Halep’s strength: She is physically perhaps the best in the world – and she knows it. Stephens, on the other hand, may be a great defensive artist and ball striker, but she is not well trained. Halep was also clear: “If it goes over the full distance, she will be fitter. Halep knew she could change her tactics, go more about the physical. And she did.
Halep shot the match with great tennis – and a great body language: She gave herself the fist, but remained calm. Even when she won important and spectacular rallies at the end of round two and in set three, she did not turn around, but stayed completely with herself.
The 5:1 in set three was about everything: serve for the match win, for the first Grand Slam title. And how did Halep play the last points? Continue offensively, without waiting for mistakes from Stephens. Halep wanted to win and made five first serves, including her first ace of the encounter. “At 5-0, I said to myself, “Now I have to take it and not wait for their mistakes.” This is how a champion finishes a match!
“When I came back, I thought, “Never mind, now I can relax.” Halep said this after the match and explained her increase from the second set. This train of thought is good: Halep could have sunk into self-pity, despair over Stephens’ strong appearance, fall into a negative spiral of thought. Halep freed himself in a positive way – with success. Today she was playful, physically AND mentally strong!
Defeats teach you – an old (and hackneyed) wisdom. Halep has learned “Last year I was too defensive, not this time,” she said. And: “Tonight I slept well, not at all last year before the final.” And again: “Last year I was leading with a set and a break and lost. In this one, I was one set and one break behind – and believed that I would win.”
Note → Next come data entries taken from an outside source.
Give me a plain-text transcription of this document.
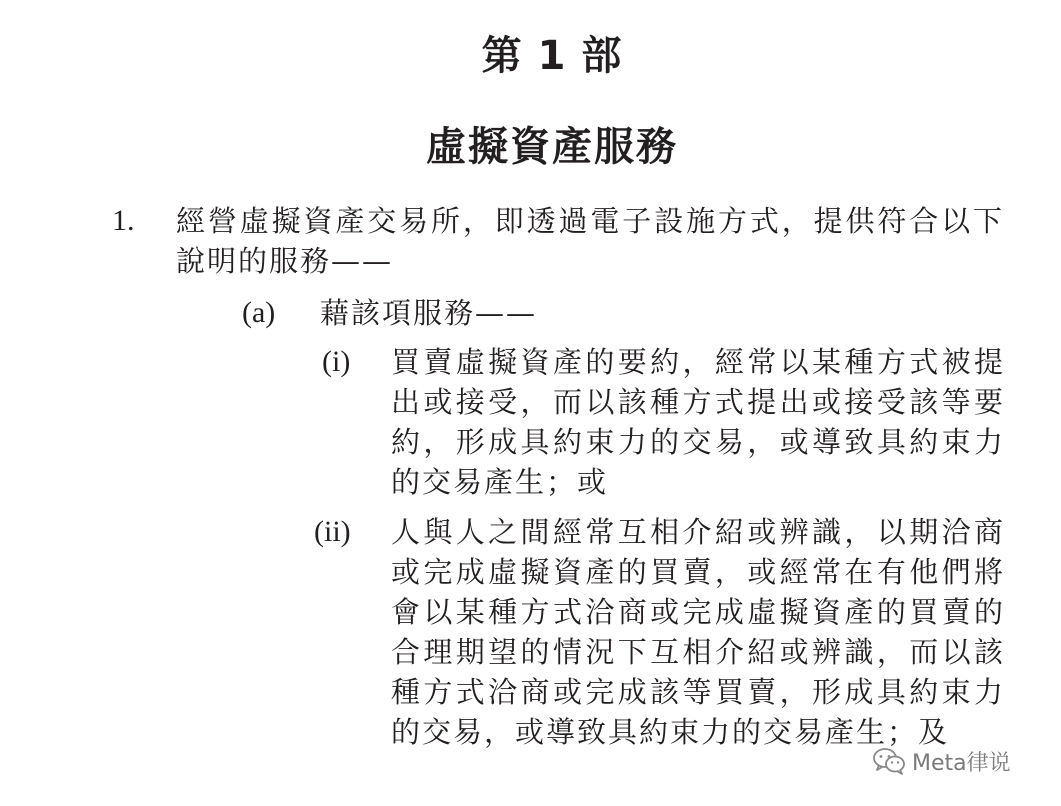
第 1 部
虛擬資產服務
1. 經營虛擬資產交易所，即透過電子設施方式，提供符合以下說明的服務——
(a) 藉該項服務——
(i) 買賣虛擬資產的要約，經常以某種方式被提出或接受，而以該種方式提出或接受該等要約，形成具約束力的交易，或導致具約束力的交易產生；或
(ii) 人與人之間經常互相介紹或辨識，以期洽商或完成虛擬資產的買賣，或經常在有他們將會以某種方式洽商或完成虛擬資產的買賣的合理期望的情況下互相介紹或辨識，而以該種方式洽商或完成該等買賣，形成具約束力的交易，或導致具約束力的交易產生；及
Meta律说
“I dreamt of this moment when I started playing tennis,” Halep said at the press conference – a Grand Slam title, especially at the French Open was her childhood dream. Halep never gave up and finally reached him – and deserved it!
Halep has played many matches too fast in the past. After her 4:6, 0:6 quarter-final defeat of Ekaterina Makarova in Melbourne in 2015, she gave out the motto to want to become a “Fighter Girl” and not to miss anything. She didn’t keep her word, the unsuccessful speech of coach Darren Cahill in Miami last year became an Internet racer and Cahill briefly separated from his protégé. She did not always remember her promise to work harder on herself and her often negative attitude; in the 2017 Cincinnati Final against Garbine Muguruza, she drove the last four balls into the prairie in frustration. Nevertheless: The way is the goal – and Halep delivered her masterpiece on Saturday. She is now allowed to call herself “Fighter Girl”.